- Occupations: Songwriter, author, and teacher
- Known for: Author of 6 Steps to Songwriting Success

= Jason Blume =

American songwriter

Jason Blume is an American songwriter, author, and teacher of songwriting. Blume is the author of 6 Steps to Songwriting Success (and the Revised and Expanded 2nd Edition), This Business of Songwriting, and Inside Songwriting, all published by Billboard Books/Penguin/Random House.

Jason Blume's songs have been recorded by artists including Britney Spears, the Backstreet Boys, Jesse McCartney,, Hey Violet, J’Son, and the Nashville Chamber Orchestra (Kid Pan Alley), and country music stars such as the Oak Ridge Boys, John Berry, Collin Raye, and Steve Azar. His solo-written "Wings" was the end credit song in the animated "Barbie of Swan Lake" movie, was recorded by Leslie Mills, and included in the "Barbie Sings!" album. John Berry's recording of "Change My Mind" (written with A.J. Masters) became a top 10 single that earned a BMI "Million-Aire" Award for garnering more than one million airplays.
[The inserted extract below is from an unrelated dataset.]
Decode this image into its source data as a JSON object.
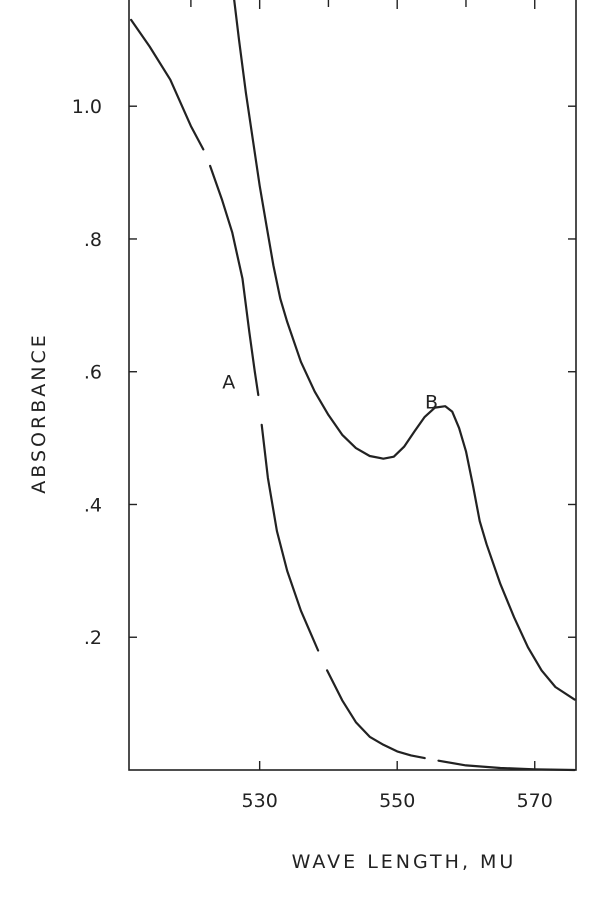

Blume's international successes include recordings by Norway's Christian Ingebrigtsen, J-Pop star Tomohisa Yamashita (#1 EP), Hi-5 (winners of Greek Idol, certified "platinum"), as well as three top-10 singles with Dutch superstar BYentl—all certified "Gold" in the Netherlands— including a No. 1 on the iTunes R&B chart.

His songs have been included in films and television shows including "Scrubs," "Friday Night Lights," "Assassination Games," Disney's "Kim Possible" and "First Kid," MTV’s "Next Big Thing," "Teen Mom," and "Taking the Stage," "MVP," "The Dating Guy," "Barbie of Swan Lake," "Dangerous Minds," "Kickin’ it Old Skool," "Fame," "Swimming With the Fishes," "The Guiding Light," "The Miss America Pageant," and "Frog and Toad Are Friends." He shares a Los Angeles Area Emmy Award and an additional nomination for his musical contributions to episodes of PBS’ "Frontline."

Regarded as one of the world's top songwriting instructors, Blume has taught the BMI Nashville Songwriters Workshop for more than twenty-five years. He has been a guest lecturer at Berklee College of Music and Liverpool Institute for Performing Arts (LIPA, founded by Sir Paul McCartney)and taught master classes in Puerto Rico and in countries including Norway, Northern Ireland, Australia, New Zealand, Jamaica, Bermuda, and Canada, as well as on cruise ships.

He has appeared as a songwriting expert on television and radio shows throughout the U.S. and internationally, including CNN International and the BBC, and has been interviewed for articles in the New York Times and Rolling Stone.

His poetry and photography is on greeting cards published exclusively by Blue Mountain Arts, selling more than 7 million copies.